Integrating IO MMU to a coprocessor gives the impression of a contiguous working memory (a Virtual address space), while in fact it may be physically fragmented. With an IOMMU it is possible to translate the virtual addresses of the co-processor to the corresponding physical addresses of the physical memory. As described for the MMU it may include a TLB to make efficient the overall translation process.
As the size of (multimedia, network, etc.) data increases, a size of the continuous memory that is required by the DMA operation increases making it hard for the co-processor to get a large size of a continuous physical memory. Including an IO MMU to the co-processor, a plurality of virtual address spaces will be associated to the plurality of coprocessors making the large size of a continuous physical memory requirement no longer necessary during DMA operations.
However, an IOMMU can be complex to implement. The silicon area and power dissipation of the multiprocessor system are increased.
The operating system such as shown in FIG. 3a may comprise a layer which has many responsibilities. In particular, the OS layer may manage the memory (by splitting it into kernel space 3105 and user space 3104) and system resources. The main part of the OS is the OS kernel (3102) that is maintained in the main memory.
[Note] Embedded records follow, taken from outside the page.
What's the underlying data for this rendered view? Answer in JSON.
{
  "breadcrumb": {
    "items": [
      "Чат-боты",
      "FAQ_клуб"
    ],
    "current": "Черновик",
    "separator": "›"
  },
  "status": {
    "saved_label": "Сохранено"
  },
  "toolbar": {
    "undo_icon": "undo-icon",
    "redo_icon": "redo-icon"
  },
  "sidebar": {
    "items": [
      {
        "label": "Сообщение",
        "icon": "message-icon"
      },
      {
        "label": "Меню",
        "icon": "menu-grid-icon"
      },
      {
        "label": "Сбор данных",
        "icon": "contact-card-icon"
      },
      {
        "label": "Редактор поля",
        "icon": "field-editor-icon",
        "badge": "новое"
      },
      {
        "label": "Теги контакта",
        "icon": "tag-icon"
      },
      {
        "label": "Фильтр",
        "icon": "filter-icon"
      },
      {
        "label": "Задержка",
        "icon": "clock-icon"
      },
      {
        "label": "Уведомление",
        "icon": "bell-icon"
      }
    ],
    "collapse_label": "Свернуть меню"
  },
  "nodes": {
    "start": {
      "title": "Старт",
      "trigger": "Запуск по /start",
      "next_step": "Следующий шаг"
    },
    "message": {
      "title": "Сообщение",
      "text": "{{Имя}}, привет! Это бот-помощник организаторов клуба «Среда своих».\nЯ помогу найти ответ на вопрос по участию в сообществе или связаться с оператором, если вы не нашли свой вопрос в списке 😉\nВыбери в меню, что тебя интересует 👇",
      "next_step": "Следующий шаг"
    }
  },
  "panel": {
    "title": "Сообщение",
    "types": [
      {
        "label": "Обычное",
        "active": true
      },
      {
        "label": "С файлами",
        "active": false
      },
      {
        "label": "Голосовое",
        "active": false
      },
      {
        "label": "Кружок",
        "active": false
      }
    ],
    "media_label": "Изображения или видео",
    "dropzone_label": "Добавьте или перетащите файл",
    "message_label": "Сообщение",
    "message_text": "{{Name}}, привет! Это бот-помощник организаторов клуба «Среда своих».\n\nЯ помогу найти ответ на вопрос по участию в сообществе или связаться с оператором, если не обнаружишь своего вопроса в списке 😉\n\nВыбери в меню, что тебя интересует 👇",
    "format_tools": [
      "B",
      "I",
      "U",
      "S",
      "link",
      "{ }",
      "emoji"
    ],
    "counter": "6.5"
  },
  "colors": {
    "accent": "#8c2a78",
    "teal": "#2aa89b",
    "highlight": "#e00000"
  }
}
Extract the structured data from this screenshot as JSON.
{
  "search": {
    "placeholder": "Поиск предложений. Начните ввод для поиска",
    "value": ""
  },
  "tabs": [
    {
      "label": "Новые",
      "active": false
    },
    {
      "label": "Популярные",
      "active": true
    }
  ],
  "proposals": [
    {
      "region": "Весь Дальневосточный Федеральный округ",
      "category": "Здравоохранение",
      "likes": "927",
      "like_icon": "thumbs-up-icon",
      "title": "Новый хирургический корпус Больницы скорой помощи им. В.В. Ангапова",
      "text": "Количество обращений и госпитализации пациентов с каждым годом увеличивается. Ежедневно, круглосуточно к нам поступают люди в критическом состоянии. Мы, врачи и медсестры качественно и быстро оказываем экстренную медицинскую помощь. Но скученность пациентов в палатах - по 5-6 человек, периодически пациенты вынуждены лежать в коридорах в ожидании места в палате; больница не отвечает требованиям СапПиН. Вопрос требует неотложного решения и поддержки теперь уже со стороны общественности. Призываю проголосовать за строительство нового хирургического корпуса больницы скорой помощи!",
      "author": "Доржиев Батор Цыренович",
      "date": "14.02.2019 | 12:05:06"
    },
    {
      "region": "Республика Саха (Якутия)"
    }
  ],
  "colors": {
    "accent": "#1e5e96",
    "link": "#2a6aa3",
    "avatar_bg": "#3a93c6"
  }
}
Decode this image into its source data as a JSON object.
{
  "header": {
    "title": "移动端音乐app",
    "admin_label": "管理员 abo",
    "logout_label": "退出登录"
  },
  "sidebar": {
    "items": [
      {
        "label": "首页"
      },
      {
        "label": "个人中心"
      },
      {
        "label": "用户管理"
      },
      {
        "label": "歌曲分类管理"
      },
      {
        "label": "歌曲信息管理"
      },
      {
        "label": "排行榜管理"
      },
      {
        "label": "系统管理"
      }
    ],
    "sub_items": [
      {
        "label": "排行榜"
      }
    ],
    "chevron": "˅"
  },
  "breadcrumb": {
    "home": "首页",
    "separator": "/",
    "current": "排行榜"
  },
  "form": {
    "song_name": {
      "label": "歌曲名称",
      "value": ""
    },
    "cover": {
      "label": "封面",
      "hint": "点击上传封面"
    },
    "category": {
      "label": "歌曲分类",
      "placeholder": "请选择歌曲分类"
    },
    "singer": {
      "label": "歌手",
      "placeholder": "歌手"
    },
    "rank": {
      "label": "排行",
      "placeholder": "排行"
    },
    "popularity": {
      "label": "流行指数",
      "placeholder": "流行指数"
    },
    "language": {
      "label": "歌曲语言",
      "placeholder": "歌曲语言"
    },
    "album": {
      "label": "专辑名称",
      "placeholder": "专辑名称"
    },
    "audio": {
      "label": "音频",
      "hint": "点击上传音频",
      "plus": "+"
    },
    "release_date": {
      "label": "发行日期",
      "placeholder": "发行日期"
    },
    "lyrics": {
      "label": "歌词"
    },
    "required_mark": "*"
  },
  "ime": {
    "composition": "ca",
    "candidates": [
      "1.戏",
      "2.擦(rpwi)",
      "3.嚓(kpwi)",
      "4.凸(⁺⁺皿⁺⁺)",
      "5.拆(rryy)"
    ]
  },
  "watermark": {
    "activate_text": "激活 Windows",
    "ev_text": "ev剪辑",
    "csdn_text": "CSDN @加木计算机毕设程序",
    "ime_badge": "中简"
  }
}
It also provides an API to enable application (3101) to gain access to co-processors that is realized via the kernel level device drivers (3103). A kernel level device driver (KLDD) is an application that runs in protected or privileged mode, and has full, unrestricted access to all MPSoC system memory, co-processors, and other protected components of the OS. It accepts a high-level command from the OS kernel 3102 or an application, and translates them to a series of low-level commands specific to a co-processor. The KLDD 3103 also includes an interrupt service routine (ISR) 3109 that is used by the OS kernel to manage specific hardware interrupts.
By contrast, a user level device driver (ULDD) 3107 refers to a device driver run in user space and cannot gain access to system components except by calling the appropriate Host OS API.
The MPSoC applications 3101 (with one or more threads) may include typical, computational intensive functions (herein referred as computing kernels) executing in the host processing cores which may be accelerated by offloading them to the co-processors. In order to implement the offloading it is necessary to transfer data (and/or code) from the host to the co-processor. This is done usually through OS mediation combined with MMU, IOMMUs, and/or copy engines implementing (DMAs) operations. However IOMMU and DMA apparatus and techniques may incur significant latency penalties while transferring code and/or data between processing units. In addition, a significant burden is required by different components (OS, device drivers, application) to make this process work smoothly.